VILLAGES THAT DESERVE A WALK

And, of course, there are the towns that have made this region famous and have made it an idyllic getaway at any time of the year. small towns, many of them rebuilt in disney pantons behind the World War II, that force you to put on the handbrake and leave the car in one of its coquettish car parks with which order is brought to the alleys.

And it is that Alsace is also perfect for driving lovers for making each town aware of the importance of offering ample and easily accessible parking.

List each town would require an item but if it is necessary to make a more exhaustive selection, the essential ones are Riquewhir and Eguisheim.

Riquewhir exhibits brightly colored facades and balconies with flowers.

Riquewhir, essential on your route through Alsace

The first has a cathartic entrance under the arch of the town hall that is a trip back in time. And on the retina.

The visual impact is summed up in a saturation of colors that makes everything happier, sweeter. Little houses, alleys and towers Histrionic nuances alternate with virgueros half-timbered while, when you least expect it, a well appears with which to die of romanticism.

Eguisheim , for its part, seems to want to protect itself with an urban plant that grows concentrically around the Saint-Leon square. Its alleys, laid out like layers of onions, they offer photogenic curves and unmissable facades.

And, best of all, they do not require much time, so each small monument can be enjoyed in a few moments, enough to not miss the car.

Eguisheim exhibits fairy tale houses and alleys.

Eguisheim.

LAST LAP IN MULHOUSE

The Cite de l'Automobile Mulhouse has three attractions for lovers of four wheels. The first, which is the largest car collection in the world, the result of the delirium of its former owners, the Schlumpf brothers.

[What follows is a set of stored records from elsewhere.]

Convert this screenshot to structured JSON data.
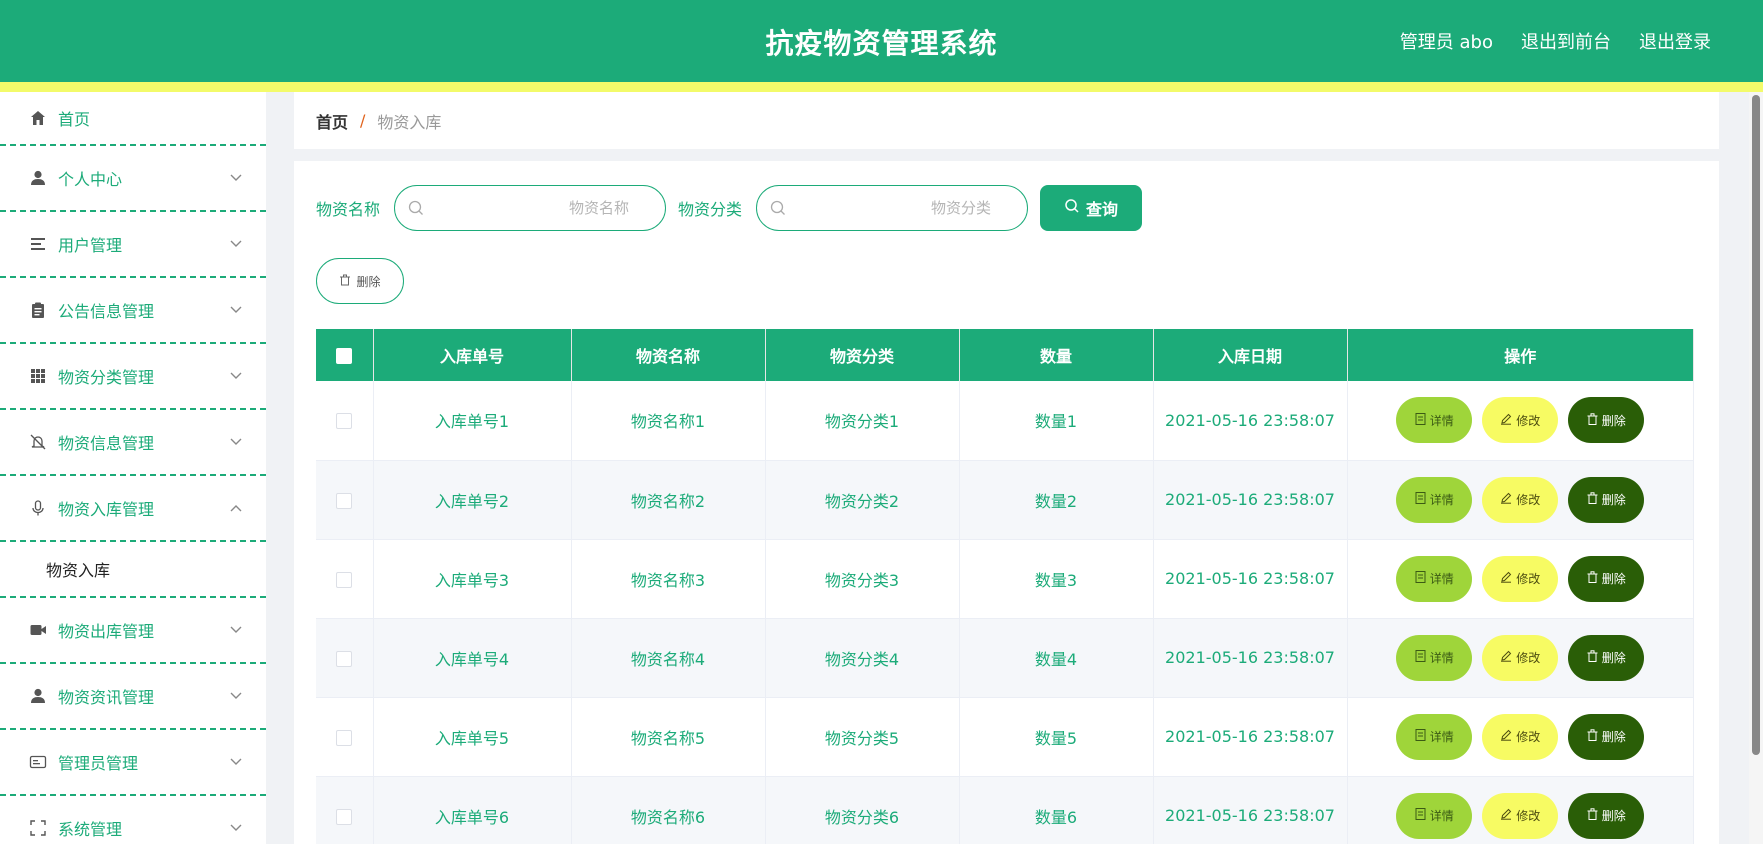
{
  "header": {
    "title": "抗疫物资管理系统",
    "user": "管理员 abo",
    "front_link": "退出到前台",
    "logout": "退出登录"
  },
  "sidebar": {
    "items": [
      {
        "label": "首页",
        "icon": "home-icon"
      },
      {
        "label": "个人中心",
        "icon": "user-icon"
      },
      {
        "label": "用户管理",
        "icon": "list-icon"
      },
      {
        "label": "公告信息管理",
        "icon": "clipboard-icon"
      },
      {
        "label": "物资分类管理",
        "icon": "grid-icon"
      },
      {
        "label": "物资信息管理",
        "icon": "bell-off-icon"
      },
      {
        "label": "物资入库管理",
        "icon": "microphone-icon"
      },
      {
        "label": "物资出库管理",
        "icon": "video-icon"
      },
      {
        "label": "物资资讯管理",
        "icon": "user-icon"
      },
      {
        "label": "管理员管理",
        "icon": "id-card-icon"
      },
      {
        "label": "系统管理",
        "icon": "frame-icon"
      }
    ],
    "submenu_label": "物资入库"
  },
  "breadcrumb": {
    "home": "首页",
    "separator": "/",
    "current": "物资入库"
  },
  "search": {
    "name_label": "物资名称",
    "name_placeholder": "物资名称",
    "category_label": "物资分类",
    "category_placeholder": "物资分类",
    "query_label": "查询"
  },
  "toolbar": {
    "delete_label": "删除"
  },
  "table": {
    "columns": [
      "入库单号",
      "物资名称",
      "物资分类",
      "数量",
      "入库日期",
      "操作"
    ],
    "rows": [
      {
        "no": "入库单号1",
        "name": "物资名称1",
        "category": "物资分类1",
        "qty": "数量1",
        "date": "2021-05-16 23:58:07"
      },
      {
        "no": "入库单号2",
        "name": "物资名称2",
        "category": "物资分类2",
        "qty": "数量2",
        "date": "2021-05-16 23:58:07"
      },
      {
        "no": "入库单号3",
        "name": "物资名称3",
        "category": "物资分类3",
        "qty": "数量3",
        "date": "2021-05-16 23:58:07"
      },
      {
        "no": "入库单号4",
        "name": "物资名称4",
        "category": "物资分类4",
        "qty": "数量4",
        "date": "2021-05-16 23:58:07"
      },
      {
        "no": "入库单号5",
        "name": "物资名称5",
        "category": "物资分类5",
        "qty": "数量5",
        "date": "2021-05-16 23:58:07"
      },
      {
        "no": "入库单号6",
        "name": "物资名称6",
        "category": "物资分类6",
        "qty": "数量6",
        "date": "2021-05-16 23:58:07"
      }
    ],
    "actions": {
      "detail": "详情",
      "edit": "修改",
      "delete": "删除"
    }
  },
  "colors": {
    "primary": "#1cab79",
    "accent_stripe": "#f3fb6a",
    "detail_btn": "#9fd53a",
    "edit_btn": "#f7fb63",
    "delete_btn": "#2a5e07"
  }
}
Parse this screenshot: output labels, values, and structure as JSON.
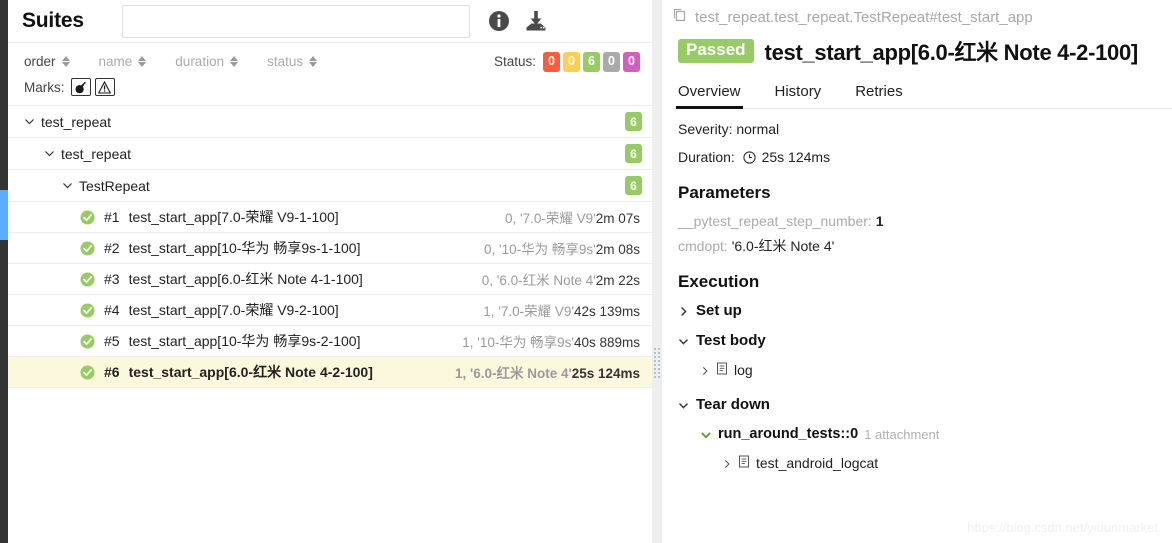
{
  "left_panel": {
    "title": "Suites",
    "search": {
      "value": "",
      "placeholder": ""
    },
    "icons": {
      "info": "info-icon",
      "download": "download-icon"
    },
    "sort_columns": [
      {
        "label": "order",
        "active": true
      },
      {
        "label": "name",
        "active": false
      },
      {
        "label": "duration",
        "active": false
      },
      {
        "label": "status",
        "active": false
      }
    ],
    "status_filter": {
      "label": "Status:",
      "chips": [
        {
          "value": "0",
          "color": "#fd5a3e",
          "name": "failed"
        },
        {
          "value": "0",
          "color": "#ffd050",
          "name": "broken"
        },
        {
          "value": "6",
          "color": "#97cc64",
          "name": "passed"
        },
        {
          "value": "0",
          "color": "#aaaaaa",
          "name": "skipped"
        },
        {
          "value": "0",
          "color": "#d35ebe",
          "name": "unknown"
        }
      ]
    },
    "marks": {
      "label": "Marks:",
      "chips": [
        {
          "name": "flaky-bomb-icon",
          "glyph": "💣"
        },
        {
          "name": "warning-triangle-icon",
          "glyph": "⚠"
        }
      ]
    },
    "tree": [
      {
        "level": 0,
        "label": "test_repeat",
        "badge": "6",
        "expanded": true
      },
      {
        "level": 1,
        "label": "test_repeat",
        "badge": "6",
        "expanded": true
      },
      {
        "level": 2,
        "label": "TestRepeat",
        "badge": "6",
        "expanded": true
      }
    ],
    "tests": [
      {
        "num": "#1",
        "name": "test_start_app[7.0-荣耀 V9-1-100]",
        "param": "0, '7.0-荣耀 V9'",
        "duration": "2m 07s",
        "status": "passed",
        "selected": false
      },
      {
        "num": "#2",
        "name": "test_start_app[10-华为 畅享9s-1-100]",
        "param": "0, '10-华为 畅享9s'",
        "duration": "2m 08s",
        "status": "passed",
        "selected": false
      },
      {
        "num": "#3",
        "name": "test_start_app[6.0-红米 Note 4-1-100]",
        "param": "0, '6.0-红米 Note 4'",
        "duration": "2m 22s",
        "status": "passed",
        "selected": false
      },
      {
        "num": "#4",
        "name": "test_start_app[7.0-荣耀 V9-2-100]",
        "param": "1, '7.0-荣耀 V9'",
        "duration": "42s 139ms",
        "status": "passed",
        "selected": false
      },
      {
        "num": "#5",
        "name": "test_start_app[10-华为 畅享9s-2-100]",
        "param": "1, '10-华为 畅享9s'",
        "duration": "40s 889ms",
        "status": "passed",
        "selected": false
      },
      {
        "num": "#6",
        "name": "test_start_app[6.0-红米 Note 4-2-100]",
        "param": "1, '6.0-红米 Note 4'",
        "duration": "25s 124ms",
        "status": "passed",
        "selected": true
      }
    ]
  },
  "right_panel": {
    "breadcrumb": "test_repeat.test_repeat.TestRepeat#test_start_app",
    "status_badge": "Passed",
    "title": "test_start_app[6.0-红米 Note 4-2-100]",
    "tabs": [
      {
        "label": "Overview",
        "active": true
      },
      {
        "label": "History",
        "active": false
      },
      {
        "label": "Retries",
        "active": false
      }
    ],
    "severity": "Severity: normal",
    "duration_label": "Duration:",
    "duration_value": "25s 124ms",
    "parameters_heading": "Parameters",
    "parameters": [
      {
        "key": "__pytest_repeat_step_number:",
        "value": "1",
        "bold": true
      },
      {
        "key": "cmdopt:",
        "value": "'6.0-红米 Note 4'",
        "bold": false
      }
    ],
    "execution_heading": "Execution",
    "execution": {
      "set_up": {
        "label": "Set up",
        "expanded": false
      },
      "test_body": {
        "label": "Test body",
        "expanded": true,
        "children": [
          {
            "label": "log",
            "expanded": false
          }
        ]
      },
      "tear_down": {
        "label": "Tear down",
        "expanded": true,
        "fixture": {
          "label": "run_around_tests::0",
          "attachment_note": "1 attachment",
          "expanded": true,
          "children": [
            {
              "label": "test_android_logcat",
              "expanded": false
            }
          ]
        }
      }
    }
  },
  "watermark": "https://blog.csdn.net/yidunmarket",
  "theme": {
    "green": "#97cc64",
    "selected_row_bg": "#fbf8dd",
    "rail_bg": "#333333",
    "rail_indicator": "#5aaefb"
  }
}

The second, his bugatti fascination and for the different models with which this firm of Alsatian origin has achieved glory. And the third, for having a racing oval where you can test various mythical models such as a Jaguar Type E from 1967 or a Bentley S1 from 1959 . All this for a modest price that starts at €55 for 7 laps.

Sunny square in Mulhouse.

Mulhouse.

A MESTIZO AIRPORT… AND VERY PRACTICAL

Switzerland becomes a little less Schengen when you land in the basel airport . His real name, EuroAirport Basel-Freiburg-Mulhouse , betrays its multinationality, since it was built on French soil and was financed with French and Swiss government contributions.

His third last name comes from his proximity to Freiburg and the commercial need to associate with this German city. Of course, as soon as you wander through its corridors, it is clear that the alsatian part It is part of the European Union, with a very comfortable and fast terminal that, little by little, is beginning to gain important routes.

In fact, companies like Iberia fly from Spain, with perfect schedules for a getaway from Madrid, or Easyjet. And, for those who love to drive, it has the added attraction of having a car rental area where companies such as Avis, Hertz, Sixt, Europcar or Budget and which is located in the same terminal, right next to a car park intended only for their cars. Come on, in just 10 minutes you can pick up your suitcase, do the paperwork and leave without complications to the A35.